Hamilton resident faces new trial in 2016 shooting death of Indigenous man


Published October 14, 2021 at 1:57 pm

Peter Khill leaves court in Hamilton on Tuesday, June 12, 2018. The Supreme Court of Canada is ordering a new trial for Khill, an Ontario resident who was acquitted after shooting and killing an Indigenous man in 2016. THE CANADIAN PRESS/Colin Perkel

OTTAWA — The Supreme Court of Canada has ordered a new trial for an Ontario resident who was acquitted after shooting and killing an Indigenous man in 2016.

Peter Khill, of Binbrook, was found not guilty in 2018 of second-degree murder in the death of Jon Styres of the Six Nations of the Grand River.

Khill testified at trial that his training as a military reservist — he served from 2007 to 2011 — kicked in when he heard a noise outside his home in the early morning hours of Feb. 4, 2016. Peering out the window, he saw that his pickup truck lights were on and then grabbed his shotgun and loaded two shells.

Quietly stepping out of his house on a semi-rural property on the edge of Hamilton, he walked out the back door in bare feet, saw a shadowy figure leaning into the front seat of his truck in the driveway and shouted: “Hey, hands up!”

He testified the man then began to rise and turn with his hands moving up to “gun-height,” which is when Khill shot him twice.

Styres, 29, was hit in the chest. He died minutes later.

The ruling Thursday upheld an Ontario Court of Appeal decision last year that unanimously overturned Khill’s acquittal and ordered a new trial.

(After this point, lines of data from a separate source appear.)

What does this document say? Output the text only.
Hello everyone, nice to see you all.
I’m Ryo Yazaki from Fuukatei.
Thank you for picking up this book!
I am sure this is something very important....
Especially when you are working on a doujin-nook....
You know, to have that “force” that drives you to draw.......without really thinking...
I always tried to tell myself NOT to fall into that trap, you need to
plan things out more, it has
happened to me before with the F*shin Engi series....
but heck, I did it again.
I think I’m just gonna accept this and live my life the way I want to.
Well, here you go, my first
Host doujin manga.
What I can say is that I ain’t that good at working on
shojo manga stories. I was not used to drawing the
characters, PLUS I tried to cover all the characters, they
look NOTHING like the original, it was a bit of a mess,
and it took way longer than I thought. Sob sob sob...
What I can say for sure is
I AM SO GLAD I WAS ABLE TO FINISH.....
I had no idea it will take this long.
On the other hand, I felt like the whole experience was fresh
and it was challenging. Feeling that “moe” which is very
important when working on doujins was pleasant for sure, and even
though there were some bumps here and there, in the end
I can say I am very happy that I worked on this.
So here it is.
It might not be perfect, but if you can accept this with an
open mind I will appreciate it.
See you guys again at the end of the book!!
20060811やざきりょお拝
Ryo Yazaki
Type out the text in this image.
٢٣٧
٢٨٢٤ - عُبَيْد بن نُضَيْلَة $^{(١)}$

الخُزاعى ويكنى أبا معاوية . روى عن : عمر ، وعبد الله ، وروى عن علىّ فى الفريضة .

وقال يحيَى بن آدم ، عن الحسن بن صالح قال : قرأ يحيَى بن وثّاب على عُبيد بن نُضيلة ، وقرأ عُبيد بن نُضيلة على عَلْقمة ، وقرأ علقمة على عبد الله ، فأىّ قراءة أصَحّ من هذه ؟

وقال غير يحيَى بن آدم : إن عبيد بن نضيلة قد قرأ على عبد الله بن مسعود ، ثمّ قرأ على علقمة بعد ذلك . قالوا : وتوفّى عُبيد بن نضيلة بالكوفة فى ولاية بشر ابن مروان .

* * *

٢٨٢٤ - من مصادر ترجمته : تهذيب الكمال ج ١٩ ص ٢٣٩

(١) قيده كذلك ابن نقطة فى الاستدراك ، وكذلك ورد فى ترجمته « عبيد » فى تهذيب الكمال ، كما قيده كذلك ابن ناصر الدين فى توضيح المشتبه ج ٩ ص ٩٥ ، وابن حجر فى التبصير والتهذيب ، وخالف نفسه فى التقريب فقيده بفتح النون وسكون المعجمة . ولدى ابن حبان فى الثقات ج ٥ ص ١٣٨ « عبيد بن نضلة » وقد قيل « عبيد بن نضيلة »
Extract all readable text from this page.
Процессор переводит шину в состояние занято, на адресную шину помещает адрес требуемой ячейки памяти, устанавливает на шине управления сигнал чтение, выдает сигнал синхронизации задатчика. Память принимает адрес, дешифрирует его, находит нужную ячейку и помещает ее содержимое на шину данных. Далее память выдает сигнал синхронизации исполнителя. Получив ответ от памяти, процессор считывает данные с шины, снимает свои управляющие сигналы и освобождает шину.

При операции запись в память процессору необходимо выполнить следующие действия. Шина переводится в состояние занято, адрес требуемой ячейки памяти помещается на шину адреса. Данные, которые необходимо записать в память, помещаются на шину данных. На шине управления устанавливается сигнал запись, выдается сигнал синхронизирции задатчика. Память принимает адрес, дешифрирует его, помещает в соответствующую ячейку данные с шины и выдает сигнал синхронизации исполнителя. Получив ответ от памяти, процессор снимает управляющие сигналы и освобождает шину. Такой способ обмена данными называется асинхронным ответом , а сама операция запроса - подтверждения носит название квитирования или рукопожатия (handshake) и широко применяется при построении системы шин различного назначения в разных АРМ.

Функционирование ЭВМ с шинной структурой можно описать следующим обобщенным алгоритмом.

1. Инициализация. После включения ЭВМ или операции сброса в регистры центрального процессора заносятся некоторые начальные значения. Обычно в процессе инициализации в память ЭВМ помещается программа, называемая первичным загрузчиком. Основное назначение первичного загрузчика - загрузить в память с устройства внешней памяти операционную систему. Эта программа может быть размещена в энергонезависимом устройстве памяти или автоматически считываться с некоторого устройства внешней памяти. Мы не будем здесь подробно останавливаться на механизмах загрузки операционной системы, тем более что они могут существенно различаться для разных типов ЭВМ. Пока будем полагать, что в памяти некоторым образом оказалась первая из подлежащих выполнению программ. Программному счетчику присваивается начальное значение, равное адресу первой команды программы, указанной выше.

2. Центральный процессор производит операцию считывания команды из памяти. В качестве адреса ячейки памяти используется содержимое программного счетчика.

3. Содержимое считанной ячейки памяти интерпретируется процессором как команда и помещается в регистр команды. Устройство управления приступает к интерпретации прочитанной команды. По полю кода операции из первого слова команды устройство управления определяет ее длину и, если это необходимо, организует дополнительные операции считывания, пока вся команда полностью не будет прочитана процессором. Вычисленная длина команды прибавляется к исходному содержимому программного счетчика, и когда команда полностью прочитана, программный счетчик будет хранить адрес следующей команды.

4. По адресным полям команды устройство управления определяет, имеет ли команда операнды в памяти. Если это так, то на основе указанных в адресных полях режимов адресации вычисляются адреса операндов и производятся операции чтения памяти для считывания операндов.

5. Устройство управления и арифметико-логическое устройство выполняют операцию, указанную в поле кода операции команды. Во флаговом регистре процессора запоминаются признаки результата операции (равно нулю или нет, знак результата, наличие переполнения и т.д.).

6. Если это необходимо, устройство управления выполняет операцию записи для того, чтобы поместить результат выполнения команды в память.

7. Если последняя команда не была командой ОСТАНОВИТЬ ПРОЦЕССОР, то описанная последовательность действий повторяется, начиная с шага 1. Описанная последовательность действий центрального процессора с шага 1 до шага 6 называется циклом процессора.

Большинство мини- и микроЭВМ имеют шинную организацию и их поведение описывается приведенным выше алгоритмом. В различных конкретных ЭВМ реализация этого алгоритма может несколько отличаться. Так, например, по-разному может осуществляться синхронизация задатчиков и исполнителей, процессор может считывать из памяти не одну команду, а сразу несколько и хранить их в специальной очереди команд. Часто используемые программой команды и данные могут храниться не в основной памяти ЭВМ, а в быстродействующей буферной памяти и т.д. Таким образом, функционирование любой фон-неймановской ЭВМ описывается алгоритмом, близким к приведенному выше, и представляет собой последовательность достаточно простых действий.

Khill’s appeal to the top court hinged on whether the trial judge failed to instruct the jury to weigh his “role in the incident.” The consideration is one of several Criminal Code criteria that play into determining if an act is reasonable as self-defence.

In an 8-1 decision, Justice Sheilah Martin wrote on behalf of the majority that Khill “had a central role in creating a highly risky scenario.”

“Where a person confronts a trespasser, thief or source of loud noises in a way that leaves little alternative for either party to kill or be killed, the accused’s role in the incident will be significant,” she stated.

“Without a clear direction to consider Mr. Khill’s role in the incident from beginning to end, the jury would not have known that it was a factor to be considered in assessing the reasonableness of the shooting itself.”

The judge gave no such instruction, Martin said.